Yaratış elbetteki yapıcılıktır. Ve yapıcılık yıkıcılık gibi değildir. İkisi de fiildir, fakat mahiyetleri farklıdır. Yapıcılık, gelişigüzellik değil, belirginlik ister. Tesadüf değil, düzen ister. Kader konusunda inkârcılarının en temelde anlayamadığı şey şu sanırım: "Bilmek yıkmaktan sonra gelir de yapmaktan sonra gelemez." Düzen bilmeksiz yaratılamaz. Birşeyin yaratılışı onun nasıl yaratılacağını bilmeden olamaz. Yani yaratılış sadece kudretle değil ilimle de ilişkilidir. Öncesinde (bu öncelik-sonralık beşerin sınırlılığı için geçerlidir) ilim olmayan yaratış olamaz. Bir dönem reklamlarda da vurgulandığı gibi: "Kontrolsüz güç, güç değildir." Öncesinde ilim olmayan fiil yıkıcıdır. Kudreti kontrolde tutan ilmin kalıbıdır. Yani sınırların belirginliğidir.

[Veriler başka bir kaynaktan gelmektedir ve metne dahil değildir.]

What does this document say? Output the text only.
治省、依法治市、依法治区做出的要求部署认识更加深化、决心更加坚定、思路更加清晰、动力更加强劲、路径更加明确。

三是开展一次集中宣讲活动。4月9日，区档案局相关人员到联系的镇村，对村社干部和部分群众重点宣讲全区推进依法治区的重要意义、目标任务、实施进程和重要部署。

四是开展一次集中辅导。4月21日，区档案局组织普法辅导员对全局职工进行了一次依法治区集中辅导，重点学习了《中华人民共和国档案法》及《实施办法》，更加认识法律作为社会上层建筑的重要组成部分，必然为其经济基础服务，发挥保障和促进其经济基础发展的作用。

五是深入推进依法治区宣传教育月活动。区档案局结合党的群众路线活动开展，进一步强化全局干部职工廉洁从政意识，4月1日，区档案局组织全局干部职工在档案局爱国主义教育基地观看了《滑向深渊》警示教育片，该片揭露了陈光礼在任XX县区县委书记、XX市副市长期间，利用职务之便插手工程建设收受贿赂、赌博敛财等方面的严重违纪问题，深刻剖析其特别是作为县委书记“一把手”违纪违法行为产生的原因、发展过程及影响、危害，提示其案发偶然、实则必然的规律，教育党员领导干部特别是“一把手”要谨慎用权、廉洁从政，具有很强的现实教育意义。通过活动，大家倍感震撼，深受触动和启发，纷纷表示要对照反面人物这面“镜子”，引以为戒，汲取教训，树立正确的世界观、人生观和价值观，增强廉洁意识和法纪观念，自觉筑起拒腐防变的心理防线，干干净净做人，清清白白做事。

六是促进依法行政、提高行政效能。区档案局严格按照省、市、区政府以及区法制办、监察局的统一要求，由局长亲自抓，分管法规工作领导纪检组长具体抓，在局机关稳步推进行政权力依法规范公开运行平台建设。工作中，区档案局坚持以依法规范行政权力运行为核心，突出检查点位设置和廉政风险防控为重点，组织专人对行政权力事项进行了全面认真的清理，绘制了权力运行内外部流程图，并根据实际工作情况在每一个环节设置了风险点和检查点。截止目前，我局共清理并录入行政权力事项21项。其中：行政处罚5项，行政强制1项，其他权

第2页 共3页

Peki, yaratılış sadece ilim ve kudretle mi ilişkilidir? Elbette hayır. Bir fiilin vücuda gelebilmesi için gereken üçüncü öğe de iradedir. İlimle kudret arasındaki bağı kuran odur. Nasıl yapılacağını bildiğiniz o kadar çok şey vardır ki, eğer onlardan birisini seçmezseniz, kudretiniz hiçbirisini elinize vermez. Yapmasını bildiğiniz yüzlerce yemek olabilir. Ama akşama ne yapacağınıza karar vermediğiniz sürece misafirleriniz açlık riskiyle karşı karşıyadır.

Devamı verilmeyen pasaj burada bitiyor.